DIAMOND: Well, what is the definition of a white supremacist? What is your definition of that?
SILK: You don’t know, do you?
DIAMOND: So if you don’t know what a white supremacist is, why would you talk that? Why would you ask me that question?
SILK: You don’t even know.
REPORTER: Well, uh…
DIAMOND: See, I’m tired of you all playing the race card—
DIAMOND: You play the gender card—
DIAMOND: You play the sex card. It’s time to start working for Americans. And stop calling everybody a racist.
Going into the conference, the primary question I had was: What’s the point of all this nonsense? It was obvious why Diamond and Silk were there: This sort of confrontation with the Fake News Media is their brand’s bread and butter. And it was clear why the reporters were there: This sort of bizarre scene is low-hanging fruit. But what did King get out of the whole mess? After all, he’d been laying low for months, eschewing nearly all media comments. Even for him, wasn’t the whole thing a little … embarrassing?
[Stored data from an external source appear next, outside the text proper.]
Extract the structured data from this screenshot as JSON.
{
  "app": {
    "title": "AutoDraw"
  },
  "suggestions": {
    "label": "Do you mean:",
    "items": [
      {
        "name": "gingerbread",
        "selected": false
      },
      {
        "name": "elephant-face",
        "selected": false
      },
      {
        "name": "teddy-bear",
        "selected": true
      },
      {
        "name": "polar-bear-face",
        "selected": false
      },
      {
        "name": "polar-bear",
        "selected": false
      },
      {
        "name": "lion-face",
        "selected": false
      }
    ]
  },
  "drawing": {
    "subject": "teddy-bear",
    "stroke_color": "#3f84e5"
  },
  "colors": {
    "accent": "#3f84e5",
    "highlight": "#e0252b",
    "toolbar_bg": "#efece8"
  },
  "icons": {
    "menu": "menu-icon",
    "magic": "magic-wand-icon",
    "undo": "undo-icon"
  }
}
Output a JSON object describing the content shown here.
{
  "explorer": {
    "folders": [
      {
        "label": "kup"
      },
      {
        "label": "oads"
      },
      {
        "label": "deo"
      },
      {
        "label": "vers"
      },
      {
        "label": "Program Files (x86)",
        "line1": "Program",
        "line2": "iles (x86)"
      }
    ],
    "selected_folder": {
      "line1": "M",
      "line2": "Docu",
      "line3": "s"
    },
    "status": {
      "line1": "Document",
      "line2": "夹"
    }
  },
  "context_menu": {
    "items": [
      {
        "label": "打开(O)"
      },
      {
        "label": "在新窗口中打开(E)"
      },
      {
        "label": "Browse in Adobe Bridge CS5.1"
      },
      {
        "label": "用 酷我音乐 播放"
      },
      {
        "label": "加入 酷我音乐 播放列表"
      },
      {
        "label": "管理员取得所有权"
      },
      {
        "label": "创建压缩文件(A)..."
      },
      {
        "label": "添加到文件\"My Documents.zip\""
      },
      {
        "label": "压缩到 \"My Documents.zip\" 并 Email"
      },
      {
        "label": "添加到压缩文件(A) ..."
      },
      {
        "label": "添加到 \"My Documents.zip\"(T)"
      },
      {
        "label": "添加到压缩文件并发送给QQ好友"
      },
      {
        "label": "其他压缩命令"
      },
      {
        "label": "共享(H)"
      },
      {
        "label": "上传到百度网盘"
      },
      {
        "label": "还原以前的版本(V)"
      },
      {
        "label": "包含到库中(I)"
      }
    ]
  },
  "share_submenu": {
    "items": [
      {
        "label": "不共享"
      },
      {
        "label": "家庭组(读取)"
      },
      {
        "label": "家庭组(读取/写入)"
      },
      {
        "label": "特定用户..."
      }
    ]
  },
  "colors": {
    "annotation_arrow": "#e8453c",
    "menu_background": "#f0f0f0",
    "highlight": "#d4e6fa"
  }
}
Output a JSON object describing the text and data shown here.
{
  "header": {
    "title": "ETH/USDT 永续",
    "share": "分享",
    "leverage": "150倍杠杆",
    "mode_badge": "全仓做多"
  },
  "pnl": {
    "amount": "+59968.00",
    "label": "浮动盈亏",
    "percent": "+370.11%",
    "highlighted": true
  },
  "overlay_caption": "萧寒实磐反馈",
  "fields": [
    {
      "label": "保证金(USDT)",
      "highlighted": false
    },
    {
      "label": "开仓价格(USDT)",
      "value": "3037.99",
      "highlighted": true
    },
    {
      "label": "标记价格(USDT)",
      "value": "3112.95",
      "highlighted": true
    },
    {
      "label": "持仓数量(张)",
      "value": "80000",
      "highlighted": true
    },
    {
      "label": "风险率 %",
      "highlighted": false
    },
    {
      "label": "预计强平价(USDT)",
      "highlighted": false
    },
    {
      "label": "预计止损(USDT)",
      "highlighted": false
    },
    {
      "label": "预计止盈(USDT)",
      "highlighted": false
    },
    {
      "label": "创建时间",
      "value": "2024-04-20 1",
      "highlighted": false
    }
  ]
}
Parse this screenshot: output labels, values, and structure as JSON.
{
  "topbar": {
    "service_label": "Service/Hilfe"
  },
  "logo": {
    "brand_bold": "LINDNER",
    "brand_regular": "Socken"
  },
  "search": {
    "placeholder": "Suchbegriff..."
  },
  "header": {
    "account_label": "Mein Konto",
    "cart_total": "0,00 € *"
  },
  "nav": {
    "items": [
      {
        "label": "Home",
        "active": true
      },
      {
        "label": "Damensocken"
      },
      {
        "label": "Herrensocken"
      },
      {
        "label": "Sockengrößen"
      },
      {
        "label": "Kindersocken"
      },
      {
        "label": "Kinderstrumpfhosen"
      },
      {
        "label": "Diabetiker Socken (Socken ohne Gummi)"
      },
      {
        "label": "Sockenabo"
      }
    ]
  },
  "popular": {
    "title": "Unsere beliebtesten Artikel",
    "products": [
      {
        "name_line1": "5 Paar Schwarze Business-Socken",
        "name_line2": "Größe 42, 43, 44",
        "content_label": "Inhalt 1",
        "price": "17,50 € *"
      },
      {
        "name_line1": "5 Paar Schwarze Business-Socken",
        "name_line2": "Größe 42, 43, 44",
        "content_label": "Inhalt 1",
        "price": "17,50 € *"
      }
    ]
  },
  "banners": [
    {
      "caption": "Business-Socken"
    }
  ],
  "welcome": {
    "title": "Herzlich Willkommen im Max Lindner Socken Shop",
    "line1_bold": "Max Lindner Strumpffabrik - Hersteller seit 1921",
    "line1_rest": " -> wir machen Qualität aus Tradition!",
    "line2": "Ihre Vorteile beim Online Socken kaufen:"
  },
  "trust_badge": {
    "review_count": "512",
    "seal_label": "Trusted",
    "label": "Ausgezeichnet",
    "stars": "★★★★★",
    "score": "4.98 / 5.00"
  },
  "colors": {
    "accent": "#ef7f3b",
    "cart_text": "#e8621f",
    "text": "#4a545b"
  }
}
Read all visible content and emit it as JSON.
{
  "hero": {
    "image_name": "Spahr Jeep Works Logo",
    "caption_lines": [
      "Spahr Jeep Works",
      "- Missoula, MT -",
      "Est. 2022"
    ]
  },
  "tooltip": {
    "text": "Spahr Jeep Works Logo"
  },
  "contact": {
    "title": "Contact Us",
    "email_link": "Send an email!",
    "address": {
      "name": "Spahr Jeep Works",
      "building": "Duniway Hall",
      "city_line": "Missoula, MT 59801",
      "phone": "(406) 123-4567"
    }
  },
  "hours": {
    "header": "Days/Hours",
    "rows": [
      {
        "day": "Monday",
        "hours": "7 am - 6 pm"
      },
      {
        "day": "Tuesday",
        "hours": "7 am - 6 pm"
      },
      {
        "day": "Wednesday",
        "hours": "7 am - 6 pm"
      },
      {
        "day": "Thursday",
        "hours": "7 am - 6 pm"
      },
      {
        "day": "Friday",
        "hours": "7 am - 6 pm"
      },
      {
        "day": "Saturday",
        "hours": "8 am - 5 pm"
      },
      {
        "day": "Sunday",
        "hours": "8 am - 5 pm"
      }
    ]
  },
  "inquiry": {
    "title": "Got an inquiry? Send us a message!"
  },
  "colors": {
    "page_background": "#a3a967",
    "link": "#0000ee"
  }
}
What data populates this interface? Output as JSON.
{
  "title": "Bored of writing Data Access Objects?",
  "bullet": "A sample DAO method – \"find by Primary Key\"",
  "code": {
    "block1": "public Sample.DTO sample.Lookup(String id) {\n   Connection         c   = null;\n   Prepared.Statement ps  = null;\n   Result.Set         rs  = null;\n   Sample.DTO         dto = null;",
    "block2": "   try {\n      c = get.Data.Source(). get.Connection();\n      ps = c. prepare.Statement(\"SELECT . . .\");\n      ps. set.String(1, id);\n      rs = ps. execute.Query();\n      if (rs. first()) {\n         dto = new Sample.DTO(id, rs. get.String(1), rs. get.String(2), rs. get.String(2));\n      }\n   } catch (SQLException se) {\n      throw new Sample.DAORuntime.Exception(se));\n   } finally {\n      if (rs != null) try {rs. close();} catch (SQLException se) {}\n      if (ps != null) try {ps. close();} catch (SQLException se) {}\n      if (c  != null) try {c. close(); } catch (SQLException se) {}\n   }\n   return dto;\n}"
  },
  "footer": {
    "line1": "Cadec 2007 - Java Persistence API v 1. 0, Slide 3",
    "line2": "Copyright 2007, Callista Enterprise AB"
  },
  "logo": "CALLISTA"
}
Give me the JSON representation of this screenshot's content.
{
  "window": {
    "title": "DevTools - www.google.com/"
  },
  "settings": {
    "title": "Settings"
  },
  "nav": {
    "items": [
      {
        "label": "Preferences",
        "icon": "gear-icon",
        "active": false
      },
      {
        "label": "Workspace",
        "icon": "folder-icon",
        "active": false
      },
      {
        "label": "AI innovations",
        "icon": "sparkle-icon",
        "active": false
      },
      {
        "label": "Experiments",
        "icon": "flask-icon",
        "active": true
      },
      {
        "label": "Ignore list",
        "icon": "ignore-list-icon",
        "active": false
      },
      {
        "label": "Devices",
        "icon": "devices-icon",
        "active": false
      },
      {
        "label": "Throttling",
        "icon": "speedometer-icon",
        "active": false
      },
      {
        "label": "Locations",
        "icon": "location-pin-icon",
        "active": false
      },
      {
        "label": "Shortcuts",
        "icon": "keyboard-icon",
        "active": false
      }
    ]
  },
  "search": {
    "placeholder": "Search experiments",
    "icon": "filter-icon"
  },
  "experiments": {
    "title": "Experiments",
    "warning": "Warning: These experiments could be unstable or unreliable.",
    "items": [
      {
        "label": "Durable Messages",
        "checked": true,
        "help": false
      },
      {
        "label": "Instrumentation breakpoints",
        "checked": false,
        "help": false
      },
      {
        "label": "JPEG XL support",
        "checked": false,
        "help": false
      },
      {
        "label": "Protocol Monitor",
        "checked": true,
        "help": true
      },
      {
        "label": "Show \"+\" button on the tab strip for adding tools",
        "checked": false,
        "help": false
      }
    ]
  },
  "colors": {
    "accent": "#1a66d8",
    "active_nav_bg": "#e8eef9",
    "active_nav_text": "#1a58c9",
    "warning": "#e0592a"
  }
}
As the Q&A dragged on, though, the answer presented itself. Perhaps more than any other sitting U.S. congressman, Steve King nurses a seething hatred for the media. To hear him tell it, his career implosion over the past year hasn’t been a result of him making racist statement after racist statement: It’s been the work of shadowy left-wing media forces twisting his words to make him sound like a bigot. At the same time, though, King is cursed with a mild-mannered disposition: When he punches back at reporters’ questions, he merely sounds aggrieved. But the opportunity to deputize Diamond and Silk to do that work for him, however—well, that was an opportunity too good to pass up. Watching them tear through each reporter in succession, King was plainly enjoying himself.
REPORTER: Congressman, you’re in the minority, you’ve been stripped of your committee assignments. What makes you think that even your Republican colleagues would entertain this?
DIAMOND: Can I answer that?
DIAMOND: It shouldn’t be about Congressman Steve King. This is about the American people that’s out here living on the streets. We’ve got Americans living in tents, okay? We have homeless people. We have our veterans on the streets. So don’t make this about Steve King. This is about the American people that’s living on the streets, and we’ve got other Americans that’s tired of looking at it. That’s why we need this to end, and we need Congress to act. So I don’t care whether you are a Republican or a Democrat, because this affects everybody. And those same Congressmen and women who are up there advocating for illegal aliens—if they were really concerned about illegal aliens, then why don’t they drop them off in their communities, behind their picket fences? So this ain’t about no Steve King, this is about our homeless, our veterans and Americans.
REPORTER: …Could the Congressman answer the question?
KING: I think that they’ve answered it adequately. I’m satisfied with their response.
It was the sort of revenge he’s rarely had in the twilight of his career. Diamond and Silk, over to you.